Young people feel like adults don’t understand them and this unavailability to communicate makes them search on Youtube or social media for people that can understand them and listen to them.

Quinn’s journey

Stephen King has said that there are two kinds of novels, not his original quote but I can’t remember the writer that King attributes this quote. Either a stranger comes into town or a character leaves his place and goes on a journey. Clown in a Cornfield is both in a lot of senses, most of them around Quinn.

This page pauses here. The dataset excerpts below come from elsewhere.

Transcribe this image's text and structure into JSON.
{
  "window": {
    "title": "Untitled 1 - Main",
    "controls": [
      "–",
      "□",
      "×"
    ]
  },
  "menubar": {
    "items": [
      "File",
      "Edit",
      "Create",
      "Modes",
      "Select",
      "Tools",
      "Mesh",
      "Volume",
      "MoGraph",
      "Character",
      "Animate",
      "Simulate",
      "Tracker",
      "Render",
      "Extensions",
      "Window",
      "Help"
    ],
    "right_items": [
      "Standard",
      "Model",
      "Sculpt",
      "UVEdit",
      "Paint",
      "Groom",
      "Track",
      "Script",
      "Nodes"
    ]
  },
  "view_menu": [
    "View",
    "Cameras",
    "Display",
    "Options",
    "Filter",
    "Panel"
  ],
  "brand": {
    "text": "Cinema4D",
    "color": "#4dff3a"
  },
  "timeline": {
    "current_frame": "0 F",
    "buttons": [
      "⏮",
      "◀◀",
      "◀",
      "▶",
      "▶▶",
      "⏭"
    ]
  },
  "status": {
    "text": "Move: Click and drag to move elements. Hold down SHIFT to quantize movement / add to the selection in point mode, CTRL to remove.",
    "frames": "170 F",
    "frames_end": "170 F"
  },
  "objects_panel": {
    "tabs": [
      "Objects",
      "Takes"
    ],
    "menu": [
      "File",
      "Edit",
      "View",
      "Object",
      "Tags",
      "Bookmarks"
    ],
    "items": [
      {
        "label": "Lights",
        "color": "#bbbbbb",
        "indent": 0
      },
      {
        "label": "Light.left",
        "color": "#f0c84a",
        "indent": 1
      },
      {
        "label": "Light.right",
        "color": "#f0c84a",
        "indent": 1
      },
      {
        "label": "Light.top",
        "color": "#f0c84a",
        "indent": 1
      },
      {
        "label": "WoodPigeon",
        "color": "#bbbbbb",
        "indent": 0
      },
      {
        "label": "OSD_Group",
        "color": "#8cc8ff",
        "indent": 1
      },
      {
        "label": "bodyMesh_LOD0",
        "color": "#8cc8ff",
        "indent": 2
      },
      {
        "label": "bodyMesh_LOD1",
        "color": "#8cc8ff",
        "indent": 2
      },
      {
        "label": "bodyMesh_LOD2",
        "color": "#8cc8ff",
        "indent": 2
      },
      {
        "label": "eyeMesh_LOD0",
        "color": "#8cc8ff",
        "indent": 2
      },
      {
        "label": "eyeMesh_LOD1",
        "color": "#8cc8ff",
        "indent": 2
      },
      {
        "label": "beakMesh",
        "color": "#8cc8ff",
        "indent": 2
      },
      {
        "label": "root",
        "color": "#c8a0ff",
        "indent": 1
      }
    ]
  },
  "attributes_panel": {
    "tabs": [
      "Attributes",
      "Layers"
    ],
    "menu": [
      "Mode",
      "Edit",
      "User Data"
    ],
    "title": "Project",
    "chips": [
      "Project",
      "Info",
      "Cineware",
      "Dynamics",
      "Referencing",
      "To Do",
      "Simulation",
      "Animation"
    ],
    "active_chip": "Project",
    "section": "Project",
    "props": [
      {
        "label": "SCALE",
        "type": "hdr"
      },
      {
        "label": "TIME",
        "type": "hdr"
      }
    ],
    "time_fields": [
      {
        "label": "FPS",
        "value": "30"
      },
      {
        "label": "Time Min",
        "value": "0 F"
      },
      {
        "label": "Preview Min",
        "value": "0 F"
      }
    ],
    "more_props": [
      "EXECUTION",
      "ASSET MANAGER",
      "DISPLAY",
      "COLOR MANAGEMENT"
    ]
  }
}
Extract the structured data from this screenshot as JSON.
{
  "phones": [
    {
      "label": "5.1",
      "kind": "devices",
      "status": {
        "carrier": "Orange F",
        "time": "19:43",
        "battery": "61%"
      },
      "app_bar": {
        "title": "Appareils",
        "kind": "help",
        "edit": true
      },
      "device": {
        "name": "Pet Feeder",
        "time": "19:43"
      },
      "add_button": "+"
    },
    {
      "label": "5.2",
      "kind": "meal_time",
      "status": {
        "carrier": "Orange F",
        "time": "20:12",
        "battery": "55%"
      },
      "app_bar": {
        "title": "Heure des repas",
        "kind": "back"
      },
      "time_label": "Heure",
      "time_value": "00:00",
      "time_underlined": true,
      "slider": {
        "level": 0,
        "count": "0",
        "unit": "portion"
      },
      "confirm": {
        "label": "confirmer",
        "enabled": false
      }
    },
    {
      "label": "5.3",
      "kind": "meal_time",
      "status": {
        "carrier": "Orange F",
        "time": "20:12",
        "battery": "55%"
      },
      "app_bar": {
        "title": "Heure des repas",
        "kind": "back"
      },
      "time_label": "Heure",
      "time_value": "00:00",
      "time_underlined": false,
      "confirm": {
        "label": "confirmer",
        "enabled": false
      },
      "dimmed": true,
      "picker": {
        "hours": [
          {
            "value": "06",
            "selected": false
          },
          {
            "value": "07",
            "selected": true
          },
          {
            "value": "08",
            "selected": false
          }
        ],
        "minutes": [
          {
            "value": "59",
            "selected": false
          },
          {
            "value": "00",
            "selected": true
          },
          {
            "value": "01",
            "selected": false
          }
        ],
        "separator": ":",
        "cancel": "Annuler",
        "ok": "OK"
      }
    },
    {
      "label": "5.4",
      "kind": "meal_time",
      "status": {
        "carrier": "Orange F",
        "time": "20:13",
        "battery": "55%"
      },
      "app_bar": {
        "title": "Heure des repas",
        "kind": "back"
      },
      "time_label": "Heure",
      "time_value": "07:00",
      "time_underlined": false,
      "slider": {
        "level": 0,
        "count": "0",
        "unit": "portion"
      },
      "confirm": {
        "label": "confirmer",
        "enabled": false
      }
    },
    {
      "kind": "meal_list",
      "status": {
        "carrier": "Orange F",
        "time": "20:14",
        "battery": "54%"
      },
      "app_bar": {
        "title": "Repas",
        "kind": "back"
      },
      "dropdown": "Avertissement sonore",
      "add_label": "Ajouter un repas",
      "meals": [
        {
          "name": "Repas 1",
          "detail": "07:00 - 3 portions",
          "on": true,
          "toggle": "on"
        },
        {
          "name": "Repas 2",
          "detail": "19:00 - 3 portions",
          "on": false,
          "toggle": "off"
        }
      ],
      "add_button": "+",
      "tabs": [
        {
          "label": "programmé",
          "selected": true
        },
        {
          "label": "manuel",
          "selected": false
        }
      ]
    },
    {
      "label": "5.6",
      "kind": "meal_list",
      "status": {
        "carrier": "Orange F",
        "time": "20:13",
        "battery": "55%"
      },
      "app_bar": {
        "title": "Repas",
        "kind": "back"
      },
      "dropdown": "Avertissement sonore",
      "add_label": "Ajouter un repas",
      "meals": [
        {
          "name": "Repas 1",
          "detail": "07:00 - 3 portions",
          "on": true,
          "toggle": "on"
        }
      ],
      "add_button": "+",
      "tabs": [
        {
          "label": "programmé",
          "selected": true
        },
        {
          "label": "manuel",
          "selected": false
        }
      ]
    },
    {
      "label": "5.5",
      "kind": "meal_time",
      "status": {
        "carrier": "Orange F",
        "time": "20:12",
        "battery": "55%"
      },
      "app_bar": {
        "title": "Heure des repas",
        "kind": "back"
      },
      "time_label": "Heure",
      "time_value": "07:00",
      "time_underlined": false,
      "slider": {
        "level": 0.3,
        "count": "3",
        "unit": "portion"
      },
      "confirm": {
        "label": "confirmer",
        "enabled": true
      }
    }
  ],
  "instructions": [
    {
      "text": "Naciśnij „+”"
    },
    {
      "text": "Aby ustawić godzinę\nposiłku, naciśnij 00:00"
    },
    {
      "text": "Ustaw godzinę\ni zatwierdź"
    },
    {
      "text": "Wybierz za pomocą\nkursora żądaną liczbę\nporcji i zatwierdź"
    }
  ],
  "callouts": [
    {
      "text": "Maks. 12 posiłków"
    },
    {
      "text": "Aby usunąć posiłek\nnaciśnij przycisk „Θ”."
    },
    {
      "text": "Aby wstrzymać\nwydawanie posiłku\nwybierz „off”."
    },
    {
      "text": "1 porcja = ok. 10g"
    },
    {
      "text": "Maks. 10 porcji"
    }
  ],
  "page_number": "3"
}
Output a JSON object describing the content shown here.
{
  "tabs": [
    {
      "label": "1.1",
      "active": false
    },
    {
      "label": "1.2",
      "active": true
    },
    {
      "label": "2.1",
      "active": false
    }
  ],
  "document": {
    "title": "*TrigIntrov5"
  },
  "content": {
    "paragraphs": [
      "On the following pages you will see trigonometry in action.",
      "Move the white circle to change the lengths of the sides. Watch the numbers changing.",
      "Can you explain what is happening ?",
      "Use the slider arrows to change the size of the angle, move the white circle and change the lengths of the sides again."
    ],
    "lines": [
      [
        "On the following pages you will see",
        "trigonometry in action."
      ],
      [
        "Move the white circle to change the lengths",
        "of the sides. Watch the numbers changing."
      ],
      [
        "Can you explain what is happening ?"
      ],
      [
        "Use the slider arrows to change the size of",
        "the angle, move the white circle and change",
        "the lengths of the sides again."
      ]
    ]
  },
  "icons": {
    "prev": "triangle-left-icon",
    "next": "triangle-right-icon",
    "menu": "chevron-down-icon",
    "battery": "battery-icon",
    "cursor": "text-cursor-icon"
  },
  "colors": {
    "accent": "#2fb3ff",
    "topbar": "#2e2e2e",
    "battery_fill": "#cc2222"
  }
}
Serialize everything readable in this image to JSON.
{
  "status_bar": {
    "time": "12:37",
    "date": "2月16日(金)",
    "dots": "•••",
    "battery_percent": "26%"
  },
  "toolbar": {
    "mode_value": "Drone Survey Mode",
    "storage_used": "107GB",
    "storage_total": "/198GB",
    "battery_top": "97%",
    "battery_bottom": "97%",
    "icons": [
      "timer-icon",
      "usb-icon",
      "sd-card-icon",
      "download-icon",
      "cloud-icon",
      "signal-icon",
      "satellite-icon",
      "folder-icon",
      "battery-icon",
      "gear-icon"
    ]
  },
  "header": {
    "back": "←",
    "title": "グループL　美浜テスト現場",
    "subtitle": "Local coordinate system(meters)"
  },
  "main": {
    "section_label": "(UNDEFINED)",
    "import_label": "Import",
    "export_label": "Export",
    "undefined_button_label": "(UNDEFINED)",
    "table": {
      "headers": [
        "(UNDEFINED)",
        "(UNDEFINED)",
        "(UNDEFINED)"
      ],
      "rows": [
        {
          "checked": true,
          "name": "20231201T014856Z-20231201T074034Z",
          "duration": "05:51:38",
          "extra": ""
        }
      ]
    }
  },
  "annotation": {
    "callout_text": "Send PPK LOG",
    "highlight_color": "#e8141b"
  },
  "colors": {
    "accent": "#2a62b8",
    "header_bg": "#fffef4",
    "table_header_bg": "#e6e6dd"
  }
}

Quinn is the stranger that comes into town, along with her father but he is not very important in the story. She is the new kid in school and being the new kid has a lot of meaning, is through her that we as readers find out the story of town while she is discovering it. But she is also the character that goes on a journey. Quinn has to move from Pennsylvania after the death of her mother in the search of a fresh start. The journey is both physical and symbolic, she has to move from her hometown and also has to move from her old life, not only by changing the city but also by adapting to a new reality without her mother, and finally, she has to grow up from teen to young adult.

This is another thing that Cesare gets and does right, the travel, or many travels of Quinn, are very well explored and contribute to a great reading experience.

The Killer Clown

Clown in a Cornfield
Clown in a Cornfield

Yes, having a clown as the killer is not original at all, right now all of us can think of at least ten stories in which the killer dresses as a clown, but who cares. Once we get that all Slasher films, books, and stories involve a masked killer the changes in the costume are not important at all.

Frendo the Clown is terrifying, not only when he starts killing people, it is terrifying since the first time that Quinn sees it in a painting, is an ominous presence that can’t mean anything good, nor friendly. Cesare takes a common trope and makes it something great.

Pros

The first pro is the killings. Are they gruesome? Yes. Is it morbid to admire killings? Yes too. But let’s not lie, we all watch and read slashers because we want to find glorious killings.

The second pro is Quinn, she is not only a Final Girl, but she is also the new kind of Final Girl. Quinn doesn’t run and hide waiting for somebody to save her, she runs and hides of course, but she fights and chases the killer. She has an active role that makes her a whole-hearted heroine.

The third pro is the more important, at least for me. Clown in a Cornfield contributes to renewing the genre, it is a genuine Neo-Slasher. While it respects and honors the common tropes of the classic slasher, it also renews them, brings new life to the genre by offering something that if not new is modern, and that’s a huge deal.

Cons

I find only two cons in the book, they are not important and are no real cons, only some things that I would’ve preferred in another way. The first con is the “Death Mother” trope or plot, which is not something that I like and think that it has been done hundreds of times, but as I said is I am the one that doesn’t like this trope very much. In the book, it works well and Cesare does a good exploration of grief.

The second con is the epilogue. I know that this epilogue serves a purpose, this epilogue works as a door for a sequel, which will happen Adam Cesare has confirmed that there will be Clown in a Cornfield 2. The problem that I have with the epilogue is that it is obvious, you see it coming. I won’t say more to not spoil the ending, but once you read the book you’ll understand that you can guess what happens in the last five pages. I would like the surprise of the announcement of the sequel and find this epilogue as the prologue of the second book, but hey, that’s me.

Delirium Score

The book is great, full of great killings, well-paced action and offers a fresh take on the Slasher genre.